In regard to possible infectious transmission, fecesdonors are extensively
screened to mitigate the risk of potential infections by the FMT. Moreover,
fecesdonors are screened again after 2 months (during the storage of the
capsules) prior to administration of the LFMT capsules to the participants.
Participants with an immune deficiency are excluded from the studie. In our
center, FMT procedures have not been associated with adverse events, and donors
are extensively screened to mitigate the risk of potential infections by the
FMT procedure.

The provided synbiotics, moreover, are well-researched and deemed safe in both
toxicological studies and trials in humans, with no serious side effects
reported.

The predominant burden of the LFMT capsules and synbiotics will consist of
taking the capsules. On the days of the study visits (3x), participants will
ingests 21 capsules of FMT and 3 probiotic capsules. Daily, participants will
take 2 LFMT capsules, 3 probiotic capsules, and 5 grams of the
fructo-oligosaccharide powder. The ingestion of the bulk of 21 LFMT capsules on
the days of the study visits will be spread over the day to mitigate the
theoretical risk of clotting of the capsules in the stomach (which might
prevent normal passage to the duodenum). All capsules are designed to open in
the duodenum, therefore the content of the capsules will not reach the stomach
or a higher part of the digestive tract.

Liver biopsies
To date, liver biopsy is still the golden standard in the assessment of
progression or reduction of NASH, and there is no alternative. In therapy
development for NASH, the American FDA, for example, demands liver biopsy in
clinical trials. This study will, however, contribute to the further
development and validation of multiparametric MRI as a substitute for biopsy by
comparing the two.
An experienced interventional radiologist will perform ultrasound-guided liver
biopsy. Ultrasound-guided percutaneous liver biopsy is a safe method with very
low the risk of complications (< 1 per 1000 persons) comprising mostly bleeding
from the biopsy site. Moreover, local hemostasis after the procedure can be
observed, and patients will be screened for bleeding disorders. Liver biopsy
will be performed under local anesthesia, which can cause short discomfort.

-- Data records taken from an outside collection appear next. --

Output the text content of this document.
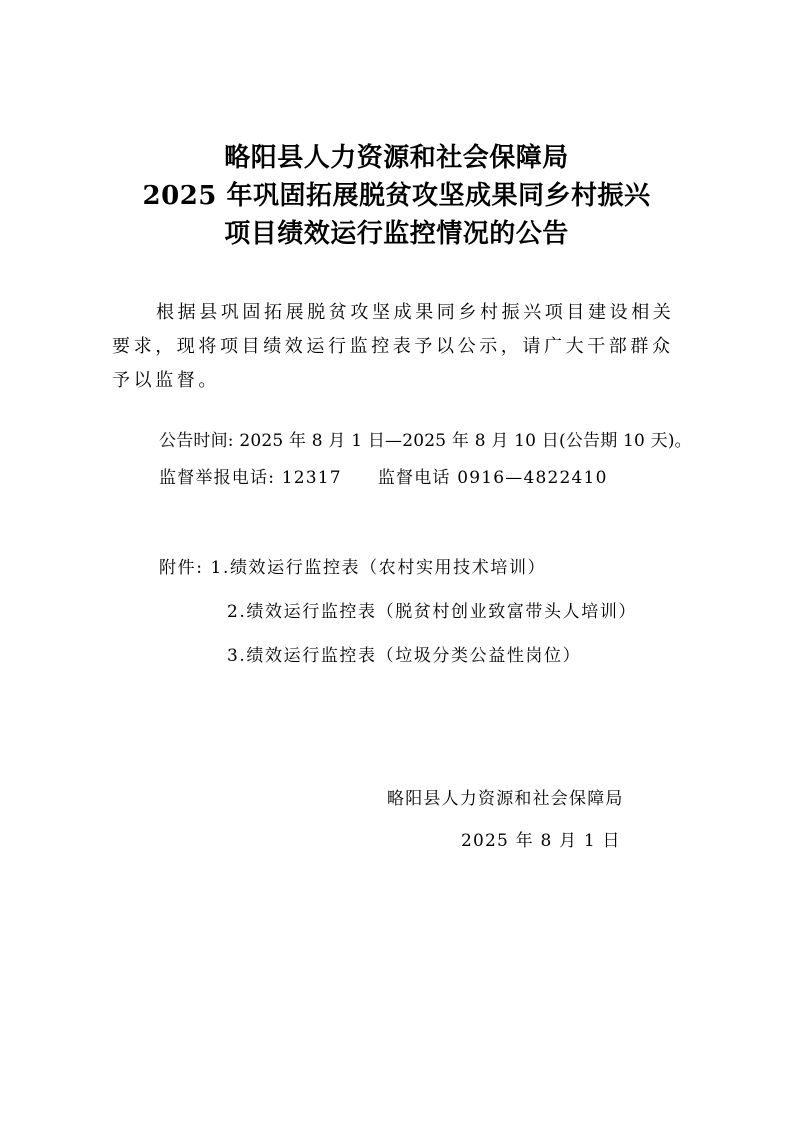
略阳县人力资源和社会保障局
2025 年巩固拓展脱贫攻坚成果同乡村振兴
项目绩效运行监控情况的公告
根据县巩固拓展脱贫攻坚成果同乡村振兴项目建设相关要求，现将项目绩效运行监控表予以公示，请广大干部群众予以监督。
公告时间: 2025 年 8 月 1 日—2025 年 8 月 10 日(公告期 10 天)。
监督举报电话: 12317 监督电话 0916—4822410
附件: 1.绩效运行监控表（农村实用技术培训）
2.绩效运行监控表（脱贫村创业致富带头人培训）
3.绩效运行监控表（垃圾分类公益性岗位）
略阳县人力资源和社会保障局
2025 年 8 月 1 日
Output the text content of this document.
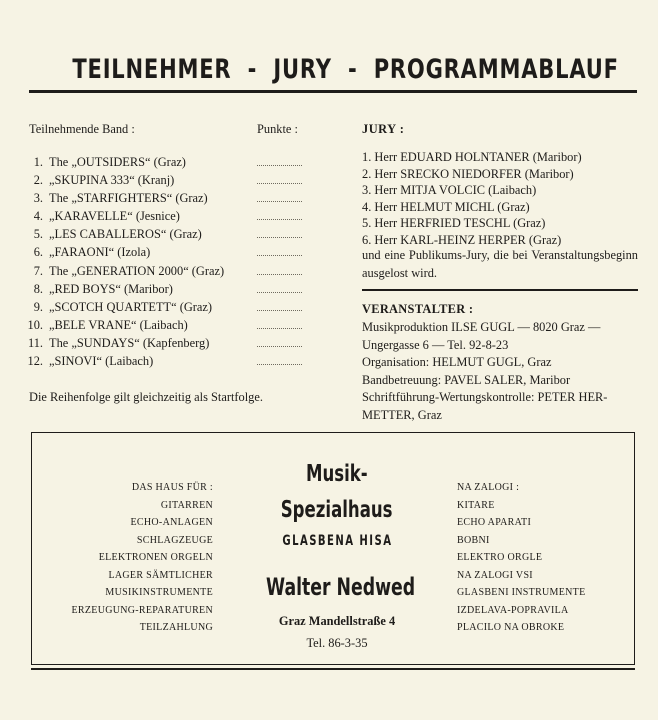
TEILNEHMER  -  JURY  -  PROGRAMMABLAUF
Teilnehmende Band :	Punkte :
1. The „OUTSIDERS“ (Graz)
2. „SKUPINA 333“ (Kranj)
3. The „STARFIGHTERS“ (Graz)
4. „KARAVELLE“ (Jesnice)
5. „LES CABALLEROS“ (Graz)
6. „FARAONI“ (Izola)
7. The „GENERATION 2000“ (Graz)
8. „RED BOYS“ (Maribor)
9. „SCOTCH QUARTETT“ (Graz)
10. „BELE VRANE“ (Laibach)
11. The „SUNDAYS“ (Kapfenberg)
12. „SINOVI“ (Laibach)
Die Reihenfolge gilt gleichzeitig als Startfolge.
JURY :
1. Herr EDUARD HOLNTANER (Maribor)
2. Herr SRECKO NIEDORFER (Maribor)
3. Herr MITJA VOLCIC (Laibach)
4. Herr HELMUT MICHL (Graz)
5. Herr HERFRIED TESCHL (Graz)
6. Herr KARL-HEINZ HERPER (Graz)
und eine Publikums-Jury, die bei Veranstaltungsbeginn ausgelost wird.
VERANSTALTER :
Musikproduktion ILSE GUGL — 8020 Graz —
Ungergasse 6 — Tel. 92-8-23
Organisation: HELMUT GUGL, Graz
Bandbetreuung: PAVEL SALER, Maribor
Schriftführung-Wertungskontrolle: PETER HER-
METTER, Graz
DAS HAUS FÜR :
GITARREN
ECHO-ANLAGEN
SCHLAGZEUGE
ELEKTRONEN ORGELN
LAGER SÄMTLICHER
MUSIKINSTRUMENTE
ERZEUGUNG-REPARATUREN
TEILZAHLUNG
Musik-
Spezialhaus
GLASBENA HISA
Walter Nedwed
Graz Mandellstraße 4
Tel. 86-3-35
NA ZALOGI :
KITARE
ECHO APARATI
BOBNI
ELEKTRO ORGLE
NA ZALOGI VSI
GLASBENI INSTRUMENTE
IZDELAVA-POPRAVILA
PLACILO NA OBROKE
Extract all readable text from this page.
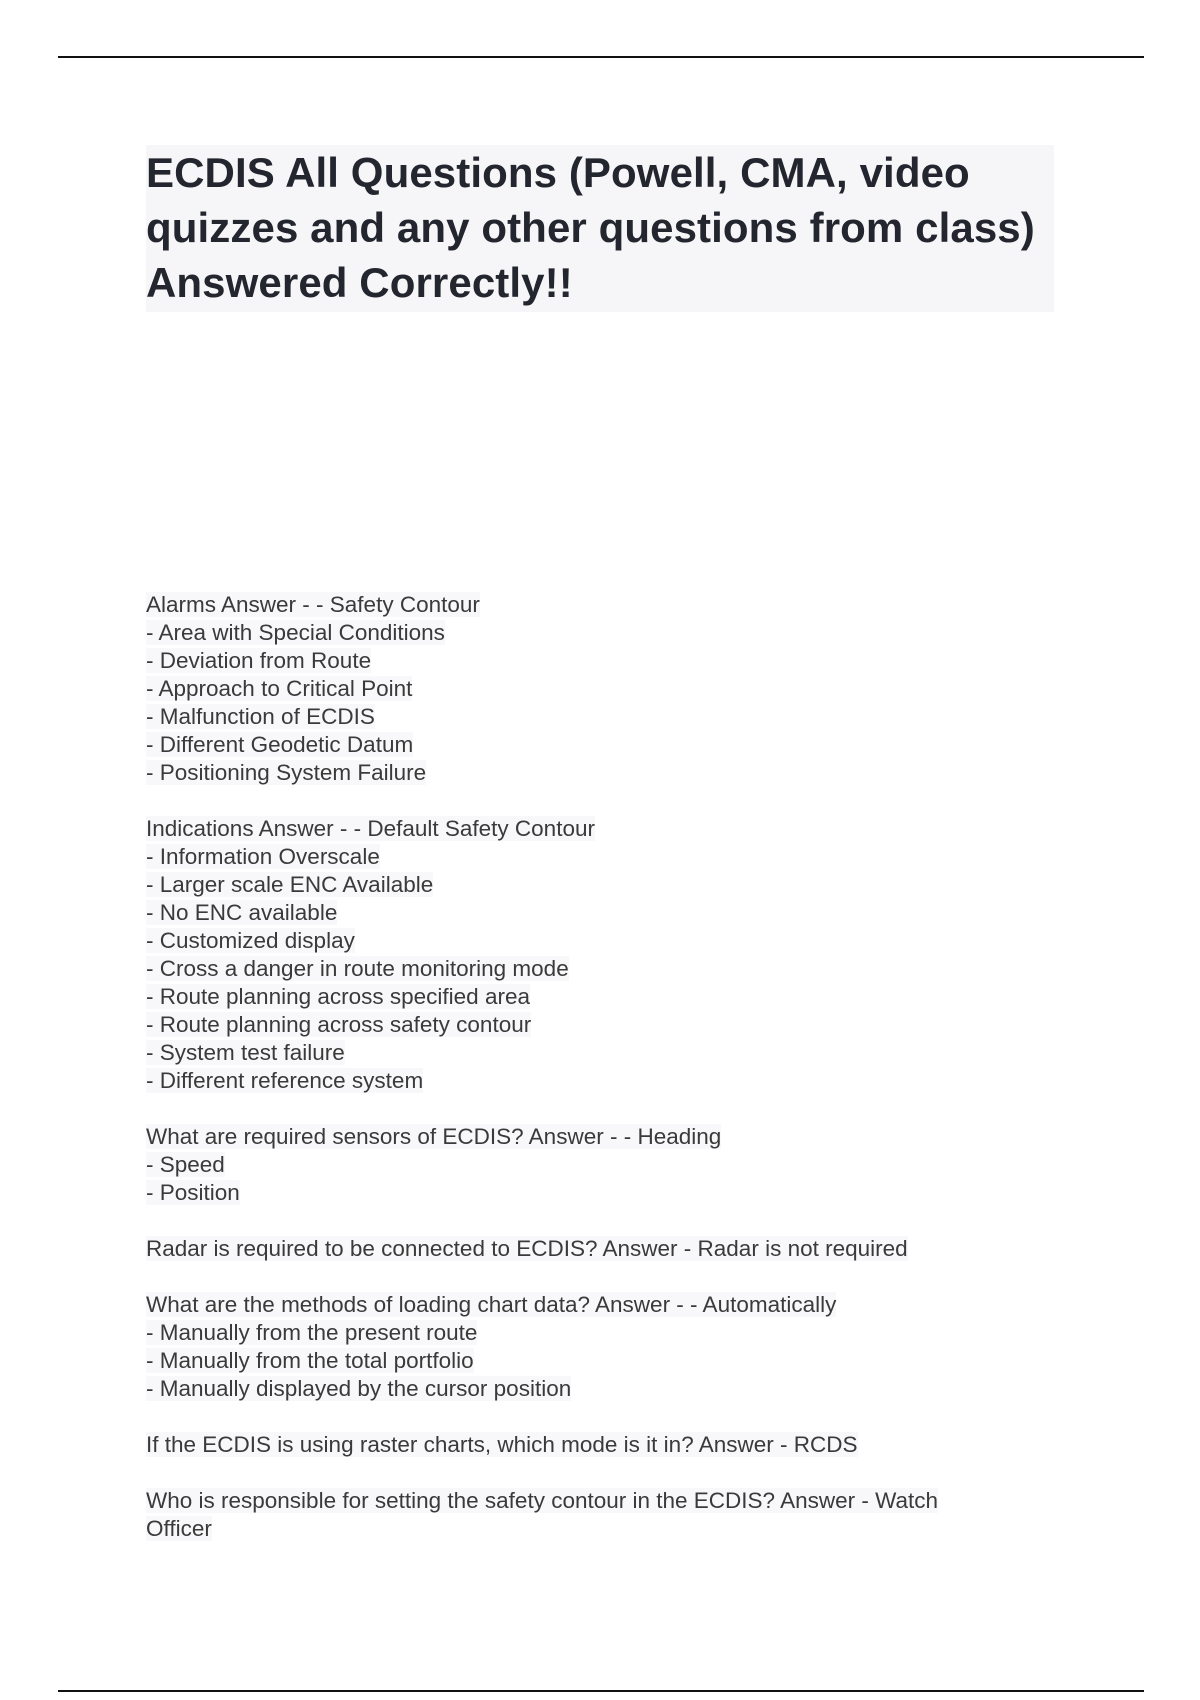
ECDIS All Questions (Powell, CMA, video quizzes and any other questions from class) Answered Correctly!!
Alarms Answer - - Safety Contour
- Area with Special Conditions
- Deviation from Route
- Approach to Critical Point
- Malfunction of ECDIS
- Different Geodetic Datum
- Positioning System Failure
Indications Answer - - Default Safety Contour
- Information Overscale
- Larger scale ENC Available
- No ENC available
- Customized display
- Cross a danger in route monitoring mode
- Route planning across specified area
- Route planning across safety contour
- System test failure
- Different reference system
What are required sensors of ECDIS? Answer - - Heading
- Speed
- Position
Radar is required to be connected to ECDIS? Answer - Radar is not required
What are the methods of loading chart data? Answer - - Automatically
- Manually from the present route
- Manually from the total portfolio
- Manually displayed by the cursor position
If the ECDIS is using raster charts, which mode is it in? Answer - RCDS
Who is responsible for setting the safety contour in the ECDIS? Answer - Watch
Officer
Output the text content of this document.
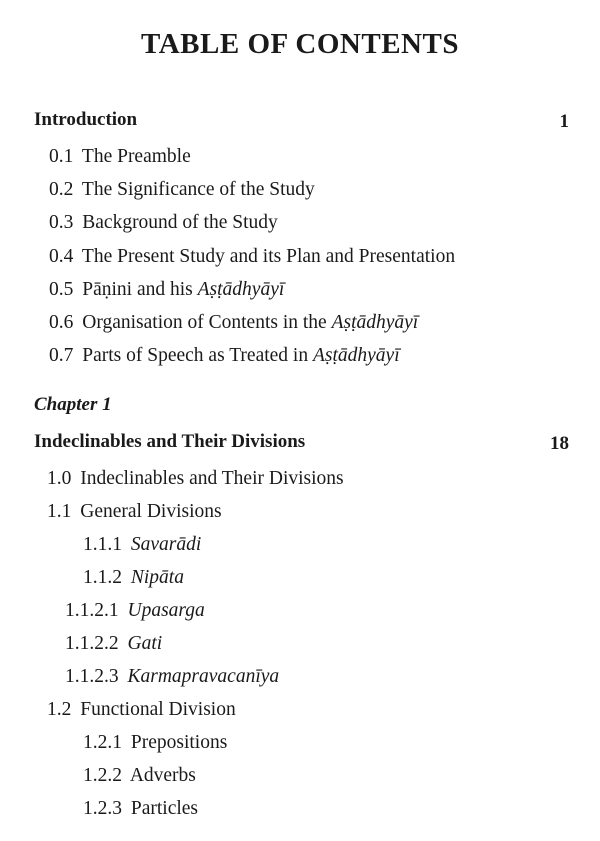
TABLE OF CONTENTS
Introduction	1
0.1 The Preamble
0.2 The Significance of the Study
0.3 Background of the Study
0.4 The Present Study and its Plan and Presentation
0.5 Pāṇini and his Aṣṭādhyāyī
0.6 Organisation of Contents in the Aṣṭādhyāyī
0.7 Parts of Speech as Treated in Aṣṭādhyāyī
Chapter 1
Indeclinables and Their Divisions	18
1.0 Indeclinables and Their Divisions
1.1 General Divisions
1.1.1 Savarādi
1.1.2 Nipāta
1.1.2.1 Upasarga
1.1.2.2 Gati
1.1.2.3 Karmapravacanīya
1.2 Functional Division
1.2.1 Prepositions
1.2.2 Adverbs
1.2.3 Particles
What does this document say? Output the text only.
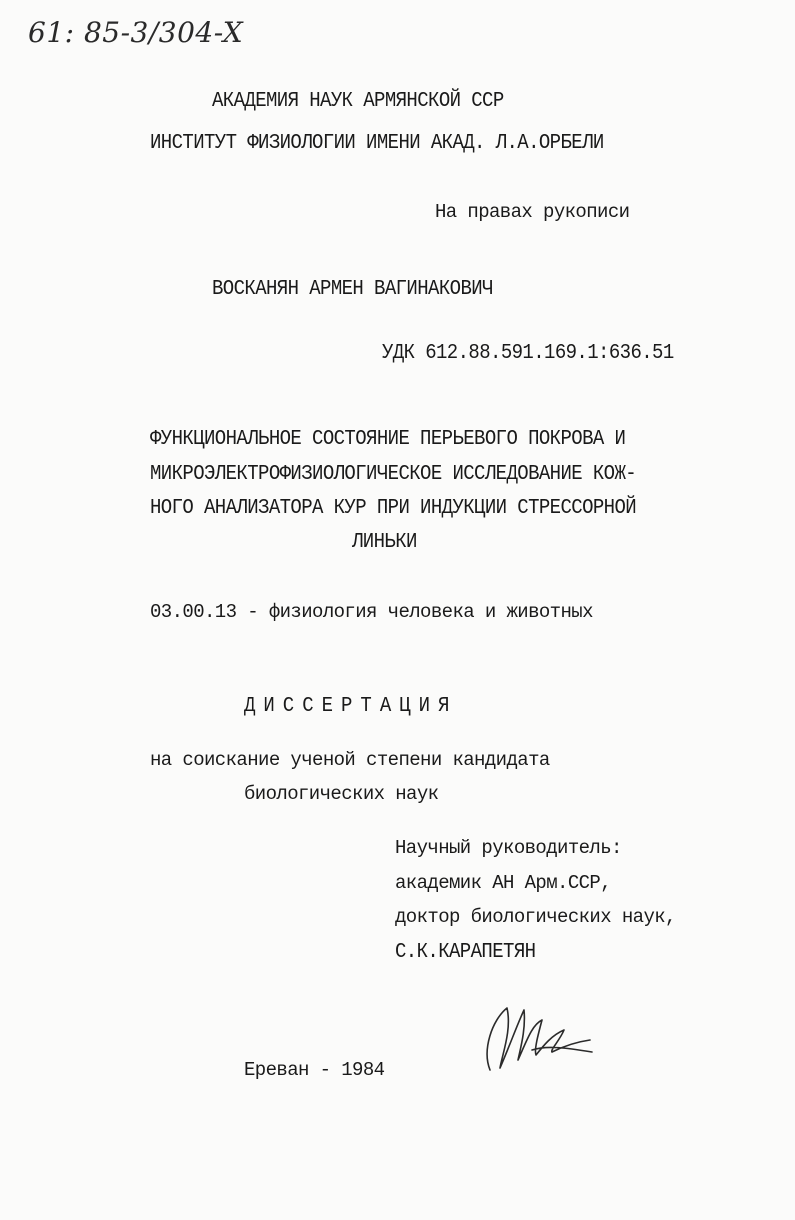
61: 85-3/304-X
АКАДЕМИЯ НАУК АРМЯНСКОЙ ССР
ИНСТИТУТ ФИЗИОЛОГИИ ИМЕНИ АКАД. Л.А.ОРБЕЛИ
На правах рукописи
ВОСКАНЯН АРМЕН ВАГИНАКОВИЧ
УДК 612.88.591.169.1:636.51
ФУНКЦИОНАЛЬНОЕ СОСТОЯНИЕ ПЕРЬЕВОГО ПОКРОВА И
МИКРОЭЛЕКТРОФИЗИОЛОГИЧЕСКОЕ ИССЛЕДОВАНИЕ КОЖ-
НОГО АНАЛИЗАТОРА КУР ПРИ ИНДУКЦИИ СТРЕССОРНОЙ
ЛИНЬКИ
03.00.13 - физиология человека и животных
ДИССЕРТАЦИЯ
на соискание ученой степени кандидата
биологических наук
Научный руководитель:
академик АН Арм.ССР,
доктор биологических наук,
С.К.КАРАПЕТЯН
Ереван - 1984
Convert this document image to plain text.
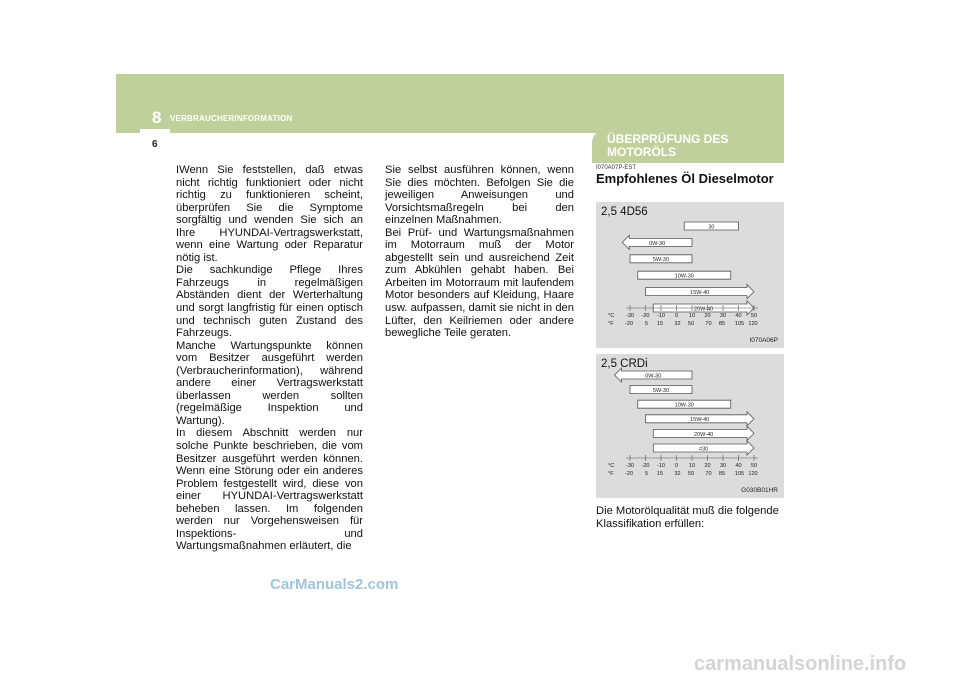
8 VERBRAUCHERINFORMATION
6	ÜBERPRÜFUNG DES MOTORÖLS

IWenn Sie feststellen, daß etwas nicht richtig funktioniert oder nicht richtig zu funktionieren scheint, überprüfen Sie die Symptome sorgfältig und wenden Sie sich an Ihre HYUNDAI-Vertragswerkstatt, wenn eine Wartung oder Reparatur nötig ist.

Die sachkundige Pflege Ihres Fahrzeugs in regelmäßigen Abständen dient der Werterhaltung und sorgt langfristig für einen optisch und technisch guten Zustand des Fahrzeugs.

Manche Wartungspunkte können vom Besitzer ausgeführt werden (Verbraucherinformation), während andere einer Vertragswerkstatt überlassen werden sollten (regelmäßige Inspektion und Wartung).

In diesem Abschnitt werden nur solche Punkte beschrieben, die vom Besitzer ausgeführt werden können. Wenn eine Störung oder ein anderes Problem festgestellt wird, diese von einer HYUNDAI-Vertragswerkstatt beheben lassen. Im folgenden werden nur Vorgehensweisen für Inspektions- und Wartungsmaßnahmen erläutert, die

Sie selbst ausführen können, wenn Sie dies möchten. Befolgen Sie die jeweiligen Anweisungen und Vorsichtsmaßregeln bei den einzelnen Maßnahmen.

Bei Prüf- und Wartungsmaßnahmen im Motorraum muß der Motor abgestellt sein und ausreichend Zeit zum Abkühlen gehabt haben. Bei Arbeiten im Motorraum mit laufendem Motor besonders auf Kleidung, Haare usw. aufpassen, damit sie nicht in den Lüfter, den Keilriemen oder andere bewegliche Teile geraten.

I070A07P-EST
Empfohlenes Öl Dieselmotor
2,5 4D56
30
0W-30
5W-30
10W-30
15W-40
20W-40
-30
-20
-20
5
-10
15
0
32
10
50
20
70
30
85
40
105
50
120
°C
°F
I070A06P
2,5 CRDi
0W-30
5W-30
10W-30
15W-40
20W-40
#30
-30
-20
-20
5
-10
15
0
32
10
50
20
70
30
85
40
105
50
120
°C
°F
G030B01HR
Die Motorölqualität muß die folgende Klassifikation erfüllen:
CarManuals2.com
carmanualsonline.info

Continuous glucose monitoring
Participants will have a continuous glucose monitoring-device (Freestyle libre)
installed for 4 times 7 days, in order to investigate the relation with GLP1.
This is usually well tolerated (as we see in diabetic patients), however the
prick of the installment can be unpleasant.

Blood withdrawal
Blood withdrawal, which happens five times, can be unpleasant, and can cause
self-limiting (sub)cutaneous hemorrhage/bruising.

Diaries and questionnaires
Last, participants have to keep a daily diary of food-intake, and have to fill
out two questionnaires on quality of life at baseline and week 24.